I think that I feel really sad for myself. It's like I'm viewing myself as another person and I'm empathizing with myself...is this what they call self-pity? Ha. But I think I feel really sad at the thought of me believing that my current state of mind is how I would define "good" and "healthy," when really, I am anything but. I am so, so broken. And it makes me sad to think about the treatment I've received from people that have led me to the place I'm in. I'm sad that people would treat me so carelessly. I am sad because I think I know that in the depths of me, I know that I was created to experience relationships so much more fulfilling than this. I'm sad thinking about the degraded love I've become accustomed to and eventually accepted as normal. I think there is just so much more fullness and richness that the Lord desires to show me, and it's sad that I almost don't believe in it.

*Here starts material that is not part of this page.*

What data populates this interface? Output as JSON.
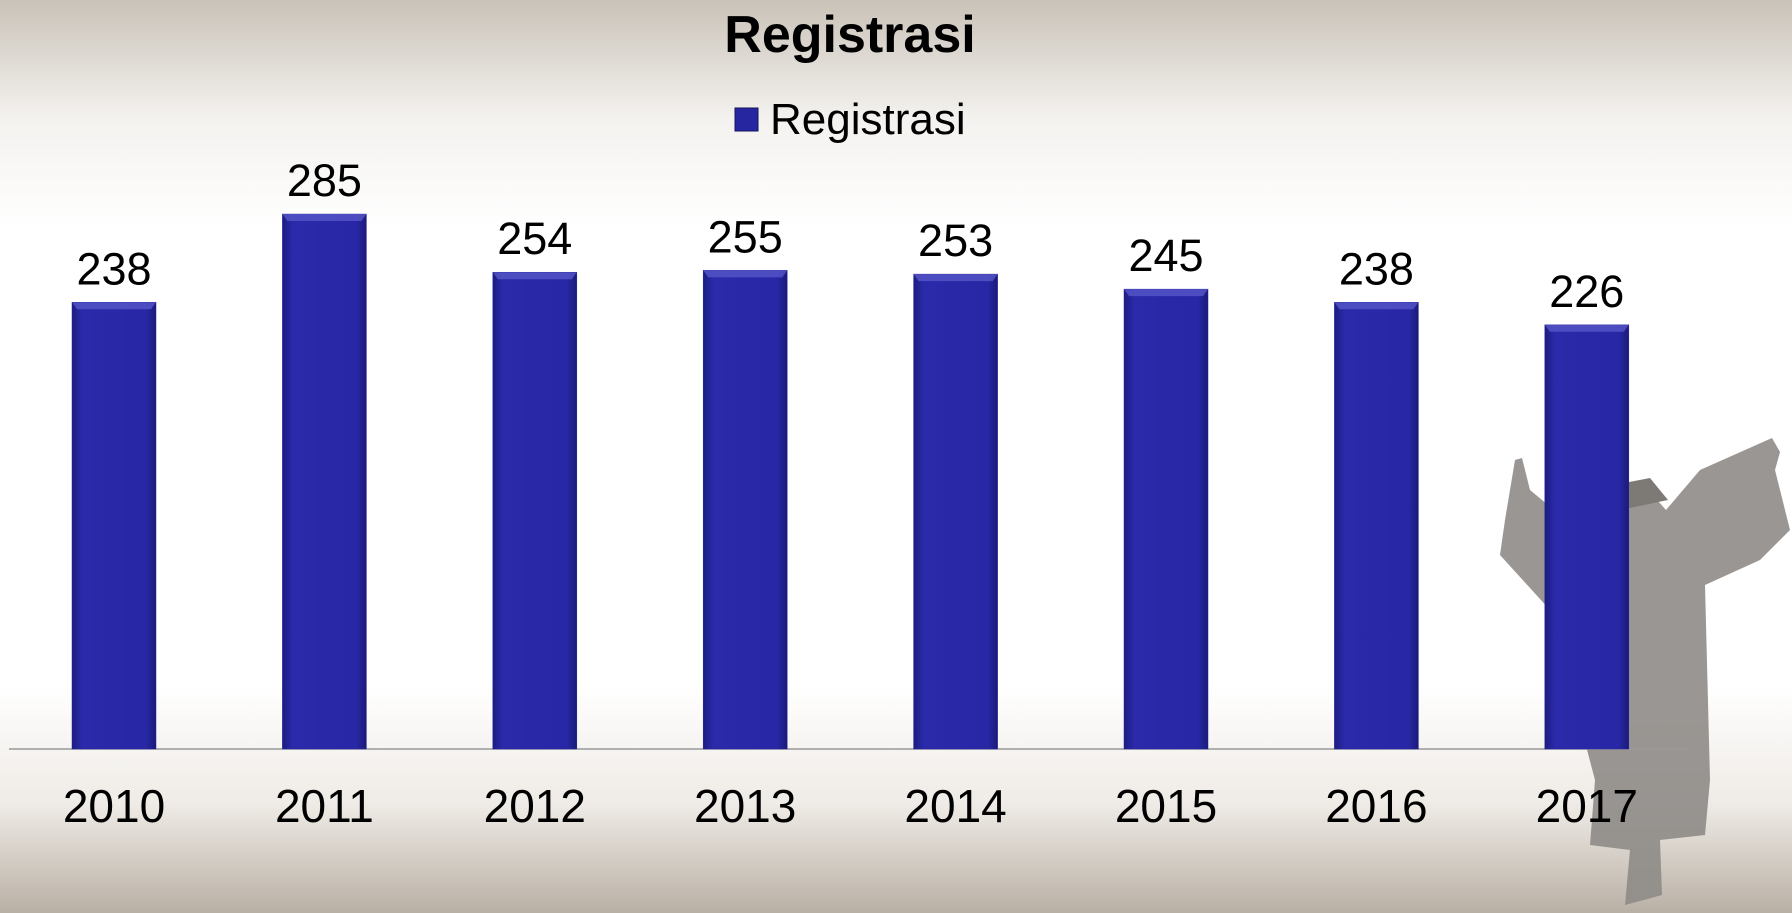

I'm also sad that, somewhere along the past 21 years, I think I've started believing that my worth is correlated to how people treat me. I'm sad that I don't ever feel like I'm safe to be me without the fear of rejection.

This is an ongoing process for me. I can't wait until I see God's redemption.

Ps 80:3 Restore us, O God; let your face shine, that we may be saved!
Ps 27:13 I am still confident of this: I will see the goodness of the LORD in the land of the living.

Saturday, March 10, 2012

open

Lately, I feel like my eyes have been opening to the reality of my brokenness. Sometimes we just get so good at pretending we're fine, that we start denying that there's something wrong in us. We get used to our lies.

I count it as a blessing that God has been tenderly bringing certain issues to the surface of my awareness. I truly believe God desires to show these shortcomings of mine in order for me to grow in my understanding of Him and His nature, as well as for me to grow as a better lover of people.

But for now, I just feel incredibly humbled, sometimes foolish, a little ashamed, and kind of frustrated with myself.

Sunday, March 4, 2012

groups

The older I get, the more I realize that I dislike being in big groups. I think it's because I never feel like my voice is heard. I feel like I start shrinking.